Bourde d'Obama
On savait les Ricains nuls en histoire-géo.Même au plus haut sommet de l'Etat!!



La Pologne choquée par le faux-pas d'Obama sur les "camps polonais"

Le faux-pas du président américain Barack Obama parlant de "camp polonais de la mort" a choqué la Pologne qui s'insurge contre ce malentendu sur les camps d'extermination installés par l'Allemagne nazie en Pologne occupée

"Les mots du président américain Barack Obama prononcés hier (mardi) ont blessé tous les Polonais", a déclaré mercredi le Premier ministre Donald Tusk.

"Je suis convaincu que nos amis américains peuvent se permettre aujourd'hui une réaction plus forte qu'une simple mise au point et des regrets du porte-parole de la Maison Blanche, une réaction susceptible d'éliminer une fois pour toutes de telles erreurs", a souligné M. Tusk dans une déclaration à la presse. Il a rappelé que la Pologne fut l'un des pays les plus touchés par l'agression nazie et la guerre.

Entre 1939 et 1945, les Allemands ont tué près de six millions de citoyens polonais, dont trois millions de juifs. L'Allemagne nazie a installé plusieurs camps de concentration et d'extermination sur le sol polonais, dont Auschwitz-Birkenau (sud), devenu le symbole de l'Holocauste.

"Nous attendons que le président Barack Obama rectifie ces mots personnellement", ont écrit dans une déclaration les responsables de la communauté juive polonaise, dont Michael Schudrich, le grand rabbin de Pologne.

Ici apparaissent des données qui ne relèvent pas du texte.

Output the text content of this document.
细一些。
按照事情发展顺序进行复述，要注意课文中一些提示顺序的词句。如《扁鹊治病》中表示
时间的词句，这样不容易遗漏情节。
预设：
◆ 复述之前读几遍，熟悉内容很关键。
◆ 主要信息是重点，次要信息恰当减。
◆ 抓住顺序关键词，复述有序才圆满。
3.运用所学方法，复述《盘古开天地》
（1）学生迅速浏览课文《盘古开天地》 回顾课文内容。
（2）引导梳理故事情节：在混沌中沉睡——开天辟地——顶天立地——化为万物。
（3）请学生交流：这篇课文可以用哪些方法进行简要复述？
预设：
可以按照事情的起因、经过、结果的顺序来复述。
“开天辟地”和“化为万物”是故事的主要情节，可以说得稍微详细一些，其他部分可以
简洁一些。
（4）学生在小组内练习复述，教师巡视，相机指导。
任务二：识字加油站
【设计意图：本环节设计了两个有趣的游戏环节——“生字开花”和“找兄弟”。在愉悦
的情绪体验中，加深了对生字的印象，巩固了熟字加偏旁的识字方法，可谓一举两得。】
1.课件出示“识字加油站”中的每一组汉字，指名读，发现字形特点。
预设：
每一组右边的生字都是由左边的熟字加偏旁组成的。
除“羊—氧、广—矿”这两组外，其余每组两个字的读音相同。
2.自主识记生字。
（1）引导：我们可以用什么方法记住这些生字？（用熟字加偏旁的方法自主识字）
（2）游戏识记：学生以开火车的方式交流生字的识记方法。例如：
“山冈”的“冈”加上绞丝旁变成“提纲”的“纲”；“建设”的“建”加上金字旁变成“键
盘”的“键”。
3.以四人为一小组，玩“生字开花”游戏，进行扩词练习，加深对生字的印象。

"Dommage que l'ignorance et l'incompétence aient assombri une cérémonie solennelle", a déploré pour sa part sur Twitter le chef de la diplomatie polonaise Radoslaw Sikorski.

Le président Bronislaw Komorowski a annoncé avoir adressé mercredi une lettre à Barack Obama. "Je suis convaincu que les paroles injustes et douloureuses sur le +camp polonais+ ne reflètent ni les intentions ni les opinions de notre ami américain", a-t-il déclaré à la presse, en ajoutant que toute faute était "réparable".

Le faux-pas du président américain avait assombri mardi une cérémonie à la Maison blanche en hommage posthume à Jan Karski, un ancien officier polonais qui avait fourni aux Occidentaux les premiers témoignages sur la politique d'extermination des Juifs par les nazis.

"Avant un voyage au travers des lignes ennemies, des résistants lui avaient raconté que les Juifs avaient été tués en masse, ils l'ont introduit en cachette dans le ghetto de Varsovie et dans un camp polonais de la mort pour qu'il voie lui-même ce qu'il en était", avait déclaré le président américain.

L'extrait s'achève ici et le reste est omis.